Whatever else can be said about Chiang Kai-shek, I don't think there is any doubt that he was a patriot who loved his country. And the country he loved was China, not Taiwan. You see, with both the Guomindang and the Communists it was always about China. This is not to say that he Taiwanese natives do not have a position to argue. I feel that their position should and must be considered. That I why I believe that the Americans have a role to play in ensuring that any move toward reunification be peaceful. But complete independence for Taiwan--I mean the establishment of Taiwan as a sovereign nation, is a position which is unrealistic and unhistorical.

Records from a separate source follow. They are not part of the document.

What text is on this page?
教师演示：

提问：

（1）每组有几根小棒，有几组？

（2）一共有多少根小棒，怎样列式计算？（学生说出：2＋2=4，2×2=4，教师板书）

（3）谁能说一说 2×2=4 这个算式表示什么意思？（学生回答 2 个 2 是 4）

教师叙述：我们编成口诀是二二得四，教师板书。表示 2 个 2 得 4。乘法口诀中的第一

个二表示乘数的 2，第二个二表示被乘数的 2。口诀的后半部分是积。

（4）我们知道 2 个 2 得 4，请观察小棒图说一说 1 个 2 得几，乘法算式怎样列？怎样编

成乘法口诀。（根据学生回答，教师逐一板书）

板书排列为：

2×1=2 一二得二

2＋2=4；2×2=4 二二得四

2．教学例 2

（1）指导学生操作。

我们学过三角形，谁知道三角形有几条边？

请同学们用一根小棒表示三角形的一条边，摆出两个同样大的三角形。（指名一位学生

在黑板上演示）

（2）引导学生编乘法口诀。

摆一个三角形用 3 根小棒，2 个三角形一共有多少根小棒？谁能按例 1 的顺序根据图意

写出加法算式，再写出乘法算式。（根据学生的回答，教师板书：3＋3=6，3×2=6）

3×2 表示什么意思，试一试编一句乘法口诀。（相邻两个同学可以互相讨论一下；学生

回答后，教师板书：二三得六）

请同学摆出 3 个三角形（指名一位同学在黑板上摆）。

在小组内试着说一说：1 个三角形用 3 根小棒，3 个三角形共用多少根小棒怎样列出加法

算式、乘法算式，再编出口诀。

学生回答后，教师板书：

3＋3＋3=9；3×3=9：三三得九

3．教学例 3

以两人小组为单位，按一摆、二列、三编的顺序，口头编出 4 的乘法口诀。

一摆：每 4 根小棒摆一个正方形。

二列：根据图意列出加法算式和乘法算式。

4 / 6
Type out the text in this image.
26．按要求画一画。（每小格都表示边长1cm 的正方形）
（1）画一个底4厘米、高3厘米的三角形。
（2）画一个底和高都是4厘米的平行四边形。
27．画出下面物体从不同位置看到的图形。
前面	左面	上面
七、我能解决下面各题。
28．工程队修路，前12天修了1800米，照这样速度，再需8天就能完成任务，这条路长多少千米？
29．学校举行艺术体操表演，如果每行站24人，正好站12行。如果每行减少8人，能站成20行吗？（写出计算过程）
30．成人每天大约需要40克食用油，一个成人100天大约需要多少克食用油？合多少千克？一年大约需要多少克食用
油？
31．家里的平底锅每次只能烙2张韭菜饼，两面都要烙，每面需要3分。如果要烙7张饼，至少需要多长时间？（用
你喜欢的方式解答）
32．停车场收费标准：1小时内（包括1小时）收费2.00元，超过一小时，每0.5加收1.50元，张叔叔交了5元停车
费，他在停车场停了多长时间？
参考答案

In May of 1895, just after Taiwan had been ceded to Japan by the treaty of Shimonoseki, a few brave souls on Taiwan declared independence, set up the Taiwan Republic, and even flew a flag. But the Japanese troops arrived a few days later, and the dream was over. So Taiwan has been an independent country for no more than a few days in all of its history. Ironically, it has functioned as a defacto independent nation since 1949, but this is not true independence--Taiwan has always operated as part of the American sphere. Not a colony, to be sure, but kept "independent" by the US military. Because of this history, the Americans feel an obligation (and rightly so) to ensure that Taiwan is protected, but also have a very real obligation to back off from any direct interference other than to ensure that Taiwan is not bullied into an arrangement with the mainland that is repugnant to most of its people. It's a tough issue. There is only one China. But the status quo may have to exist for not a few years before a resolution is arrived at which meets the needs of all concerned.